It appears Vikings coach Brad Childress has decided that might not have been the best thing. Entering his second year as a head coach, Childress appears to have pulled back — at least when it comes to the schedule.
The Vikings, who train in Mankato, Minn., released a schedule that includes single afternoon practices on two Sundays (July 29 and Aug. 12) and single home-and-home evening practices against Kansas City on Aug. 3-4. The Vikings will then be off on Aug. 5.
In addition, there will be four practice days on which the afternoon workout will be exclusively for special teams.
Another change Childress has made from a year ago is to have everyone report on the same day. Last year, rookies and selected veterans came in three days before the rest of the team so they had extra practice time.
This time, the entire squad will report on July 25 and workouts will start two days later. Players are expected to go through their conditioning tests on July 26.
The practices with the Chiefs will be at 6:30 p.m. on Aug. 3 in Mankato and at 7 p.m. on Aug. 4 in River Falls, Wis. All the Mankato practices — except the one with Kansas City — will be open to the public at no charge.
The Vikings will play only one preseason game before heading to Winter Park. Minnesota's game against St. Louis at the Metrodome will be played on Aug. 10. After having the next day off, the Vikings will return to southern Minnesota for four days before breaking camp on Aug. 16.
Any threat that disgruntled cornerback Antoine Winfield might not show up for the start of training camp has been put to rest.
Winfield, who had been staying away from the Vikings' non-mandatory offseason workouts for reasons he refused to specify, has smoothed things over with coach Brad Childress.
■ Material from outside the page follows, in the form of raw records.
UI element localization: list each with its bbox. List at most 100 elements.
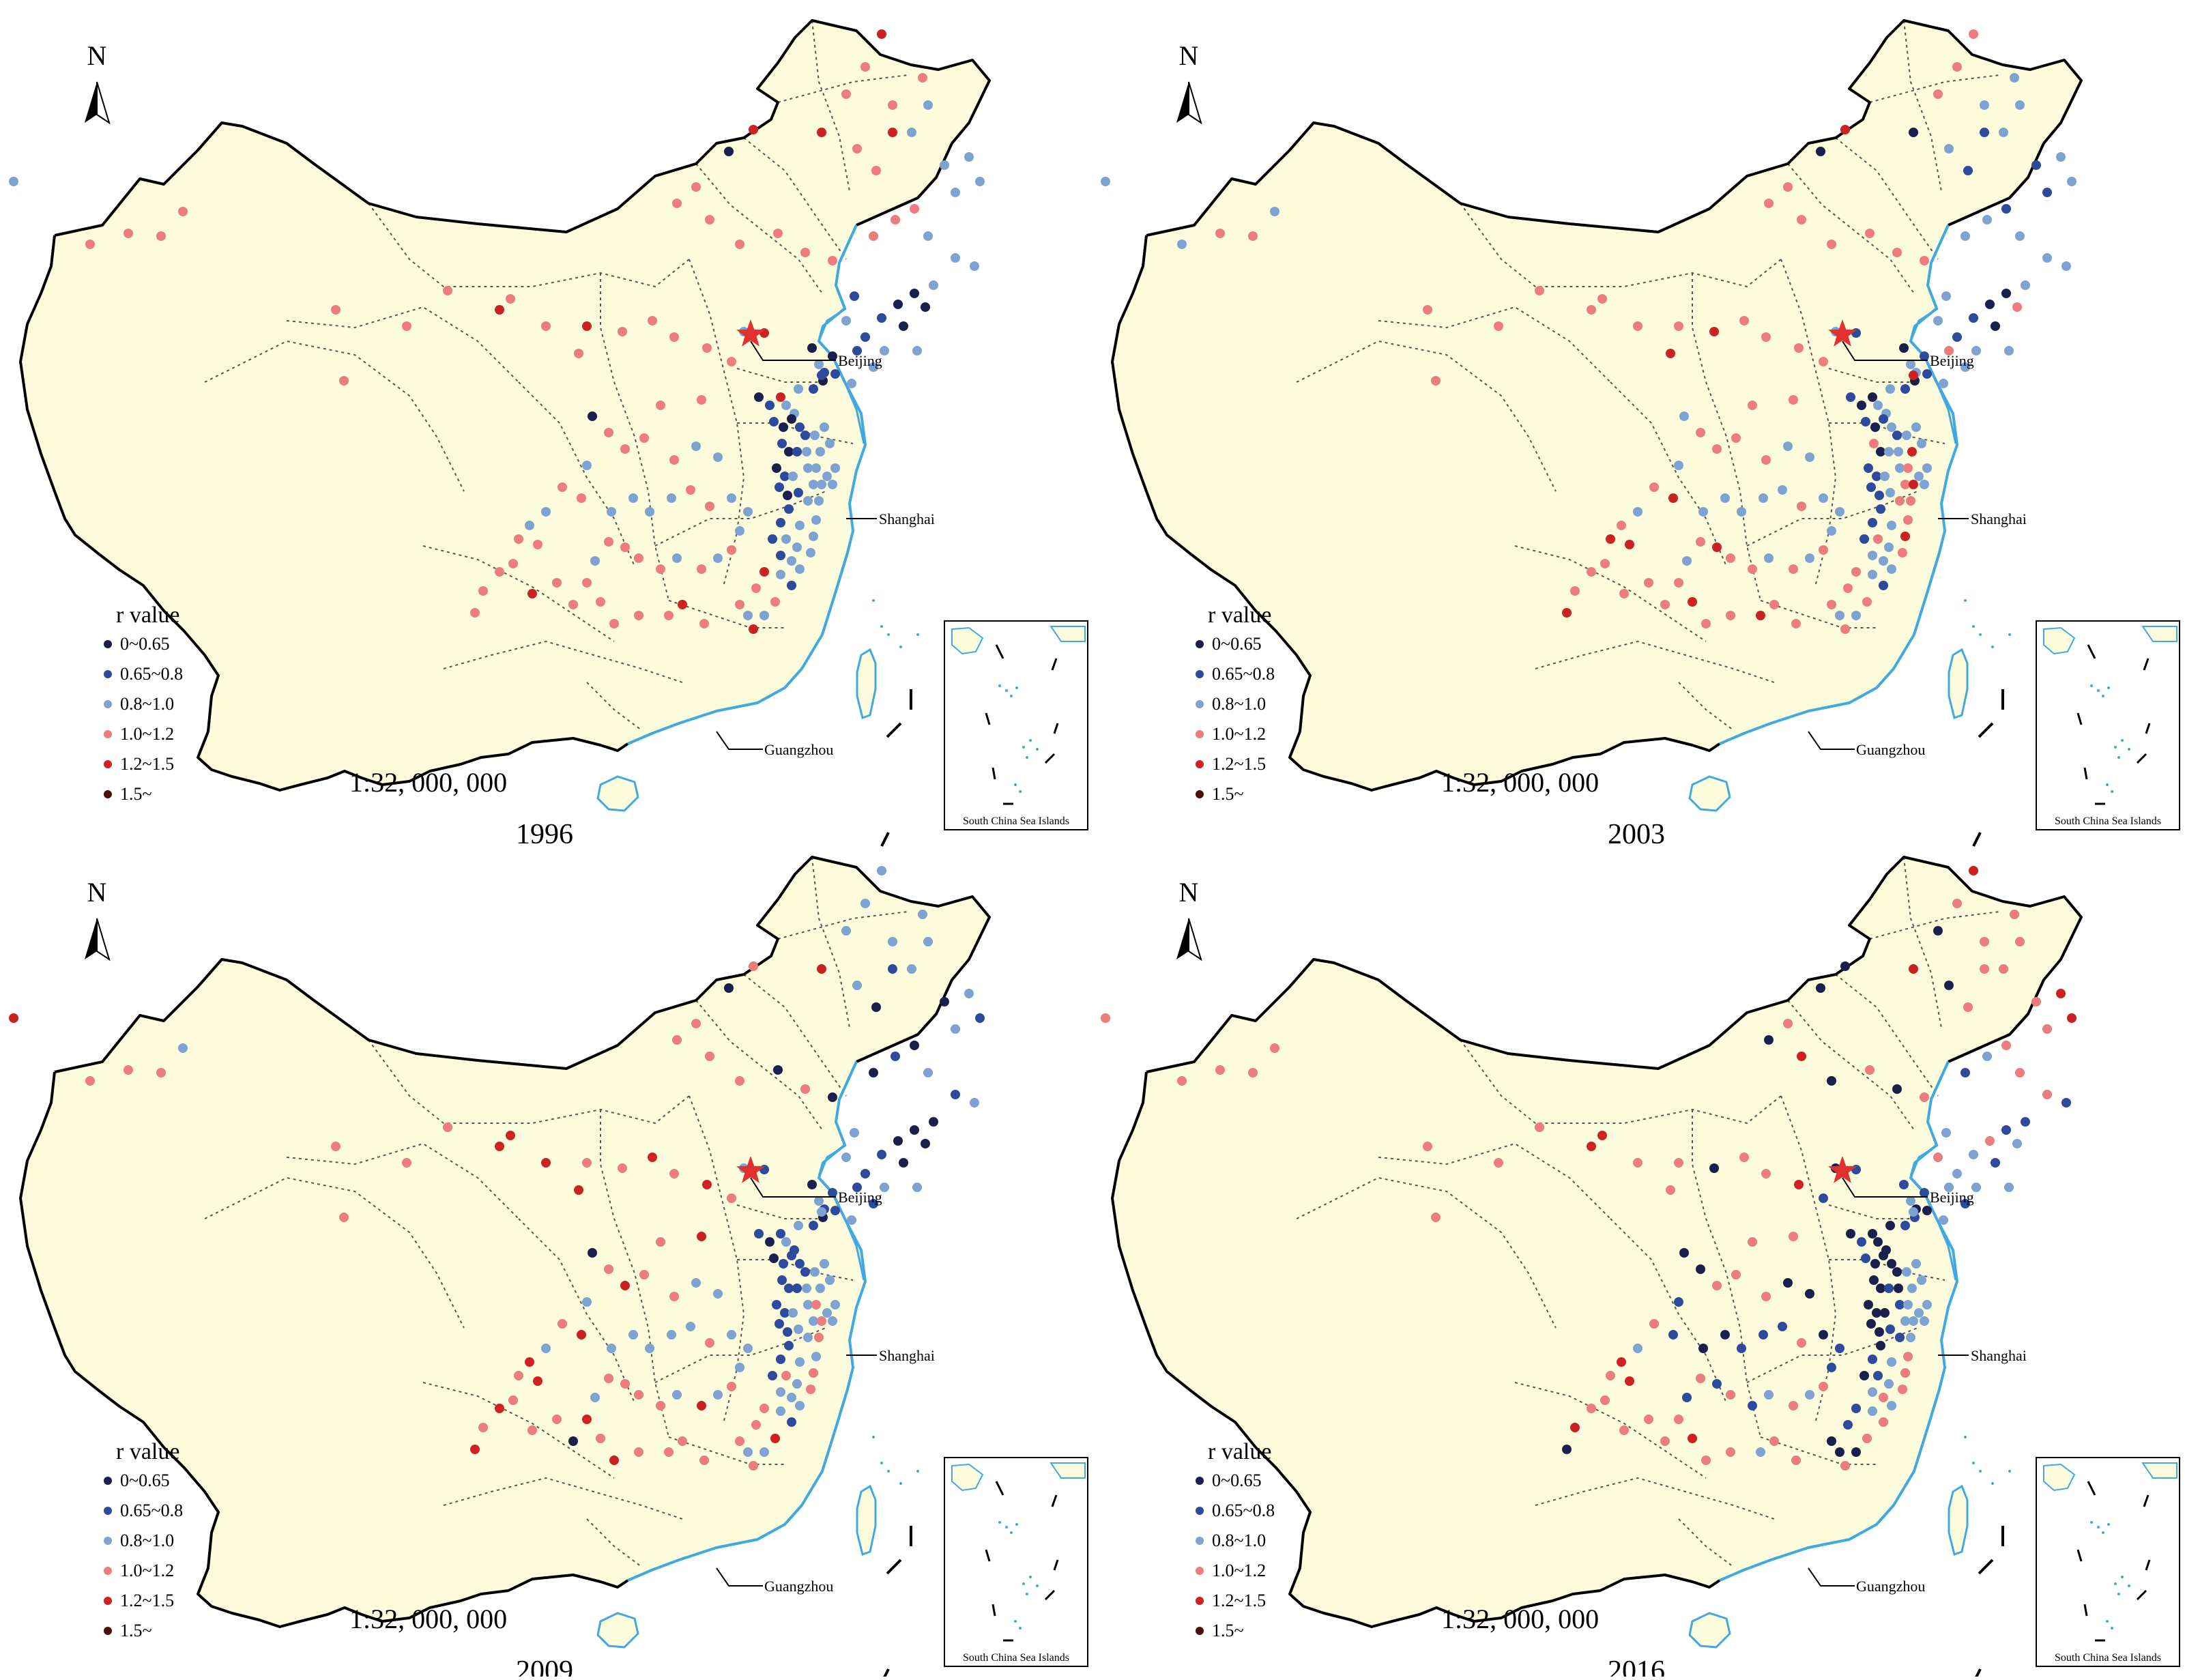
city-point: [1933, 316, 1943, 325]
city-point: [1868, 1355, 1877, 1364]
city-point: [910, 1125, 919, 1135]
city-point: [1606, 1371, 1615, 1380]
city-point: [691, 441, 701, 451]
city-point: [1941, 1128, 1951, 1138]
city-point: [1887, 1259, 1896, 1269]
city-point: [672, 553, 682, 563]
city-point: [2001, 1041, 2011, 1050]
city-point: [533, 1376, 542, 1386]
city-point: [1939, 379, 1948, 388]
city-point: [402, 1158, 411, 1168]
legend-label: 1.5~: [1212, 784, 1244, 804]
city-point: [888, 128, 897, 137]
legend: r value 0~0.65 0.65~0.8 0.8~1.0 1.0~1.2 1.2~1…: [1196, 603, 1275, 804]
city-point: [907, 964, 916, 974]
north-arrow-icon: [1176, 918, 1202, 960]
city-point: [85, 240, 95, 249]
city-point: [735, 240, 744, 249]
city-point: [1900, 1368, 1910, 1378]
city-point: [590, 1393, 600, 1402]
city-point: [495, 567, 504, 577]
city-point: [841, 926, 851, 936]
city-point: [1873, 401, 1883, 410]
city-point: [814, 360, 824, 369]
city-point: [1909, 1207, 1918, 1217]
city-point: [1944, 144, 1954, 154]
city-point: [1862, 1434, 1872, 1443]
city-point: [800, 248, 810, 257]
city-point: [1535, 1123, 1544, 1132]
city-point: [1649, 482, 1659, 492]
guangzhou-label: Guangzhou: [764, 741, 833, 758]
city-point: [672, 199, 682, 208]
city-point: [1709, 327, 1719, 336]
city-point: [912, 1183, 922, 1192]
beijing-label: Beijing: [1930, 1189, 1974, 1206]
city-point: [1791, 1455, 1801, 1465]
city-point: [910, 289, 919, 298]
city-point: [1902, 1267, 1911, 1277]
city-point: [1674, 578, 1683, 588]
city-point: [860, 62, 870, 72]
guangzhou-leader-line: [1808, 1567, 1855, 1587]
city-point: [1248, 1068, 1258, 1077]
legend: r value 0~0.65 0.65~0.8 0.8~1.0 1.0~1.2 1.2~1…: [104, 603, 183, 804]
city-point: [1887, 564, 1896, 574]
city-point: [604, 1264, 613, 1274]
city-point: [1884, 1379, 1894, 1389]
city-point: [1843, 1420, 1853, 1430]
legend-swatch: [104, 1507, 112, 1515]
city-point: [1668, 493, 1678, 503]
city-point: [1907, 1284, 1917, 1293]
city-point: [645, 507, 654, 517]
city-point: [1819, 1330, 1828, 1339]
city-point: [574, 1185, 583, 1195]
china-basemap: [1111, 856, 2181, 1680]
city-point: [781, 1371, 791, 1380]
legend-label: 1.5~: [120, 1621, 152, 1640]
city-point: [568, 600, 578, 609]
city-point: [656, 564, 665, 574]
city-point: [1819, 493, 1828, 503]
city-point: [1698, 1344, 1708, 1353]
city-point: [929, 280, 938, 290]
city-point: [1971, 1183, 1981, 1192]
city-point: [803, 463, 813, 473]
city-point: [1619, 1425, 1629, 1435]
city-point: [852, 346, 862, 356]
city-point: [1696, 1374, 1705, 1383]
city-point: [1909, 480, 1918, 489]
city-point: [1215, 229, 1225, 238]
china-basemap: [19, 856, 1089, 1680]
city-point: [910, 1041, 919, 1050]
city-point: [691, 1278, 701, 1288]
city-point: [1914, 472, 1924, 481]
city-point: [1903, 515, 1913, 525]
city-point: [1712, 444, 1722, 454]
city-point: [1879, 556, 1888, 566]
city-point: [85, 1076, 95, 1086]
city-point: [749, 624, 758, 634]
city-point: [1879, 1417, 1888, 1427]
city-point: [795, 521, 805, 530]
city-point: [2067, 1013, 2077, 1023]
city-point: [1900, 1221, 1910, 1230]
city-point: [525, 521, 534, 530]
city-point: [735, 1363, 744, 1372]
city-point: [860, 899, 870, 908]
city-point: [1816, 983, 1825, 993]
city-point: [825, 439, 835, 448]
legend-swatch: [1196, 700, 1204, 708]
city-point: [1846, 1229, 1855, 1239]
city-point: [1769, 600, 1779, 609]
city-point: [1868, 1387, 1877, 1397]
city-point: [828, 351, 837, 361]
city-point: [773, 1065, 783, 1075]
city-point: [1865, 229, 1875, 238]
city-point: [2056, 989, 2066, 998]
north-arrow-icon: [1176, 81, 1202, 124]
city-point: [809, 480, 818, 489]
city-point: [795, 1259, 805, 1269]
city-point: [1971, 346, 1981, 356]
city-point: [672, 1035, 682, 1045]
Winfield, in fact, agreed to show up for the final two days of organized team activities. (The veterans did not end up practicing in either case, going for a team-bonding activity on Monday and then being given the final day off.)
Winfield did attend the team's three-day mandatory minicamp this month and made it clear his problems with the organization had nothing to do with the $35 million, six-year contract he signed in 2004. Attempting to read between the lines, it became pretty obvious Winfield wasn't thrilled with the direction of the team and his relationship with Childress might not have been the best.
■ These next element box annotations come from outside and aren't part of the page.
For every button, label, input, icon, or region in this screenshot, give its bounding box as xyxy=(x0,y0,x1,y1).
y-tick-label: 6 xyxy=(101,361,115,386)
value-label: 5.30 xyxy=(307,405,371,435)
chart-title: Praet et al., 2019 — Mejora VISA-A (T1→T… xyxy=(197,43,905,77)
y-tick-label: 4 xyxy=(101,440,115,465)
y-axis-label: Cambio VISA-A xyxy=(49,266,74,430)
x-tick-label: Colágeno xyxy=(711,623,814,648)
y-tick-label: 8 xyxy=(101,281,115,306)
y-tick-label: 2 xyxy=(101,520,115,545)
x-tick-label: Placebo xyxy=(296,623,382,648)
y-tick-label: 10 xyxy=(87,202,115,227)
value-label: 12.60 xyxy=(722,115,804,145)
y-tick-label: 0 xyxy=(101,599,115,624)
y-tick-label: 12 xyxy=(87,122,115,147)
The latter issue was resolved through a series of discussions and correspondences between the two.
"The lines of communication are more open now," said Ashanti Webb, who serves as one of Winfield's agent. "Antoine is a quiet and reserved guy, and Brad was in his first year as coach last season. They both just needed to know how to communicate with each other. The main thing is they were able to build up a relationship over a certain amount of time, which is needed in the player-coach relationship."
Said Childress: "(Antoine has) had some personal things he's dealt with, but we're happy that we're moving on here. He's a talented veteran who puts his money where his mouth is on the playing field. Over the years, he's been a good player and a good leader."
QUOTE TO NOTE: "He's a good player. We know that. Is he going to be good right now as a starting NFL quarterback? We all want that. ... What we do know with Tarvaris — when he plays — is that you will see a much different player than in two games at the end of last season." — Vikings coach Brad Childress talking about second-year quarterback Tarvaris Jackson in an interview in the Minneapolis Star Tribune.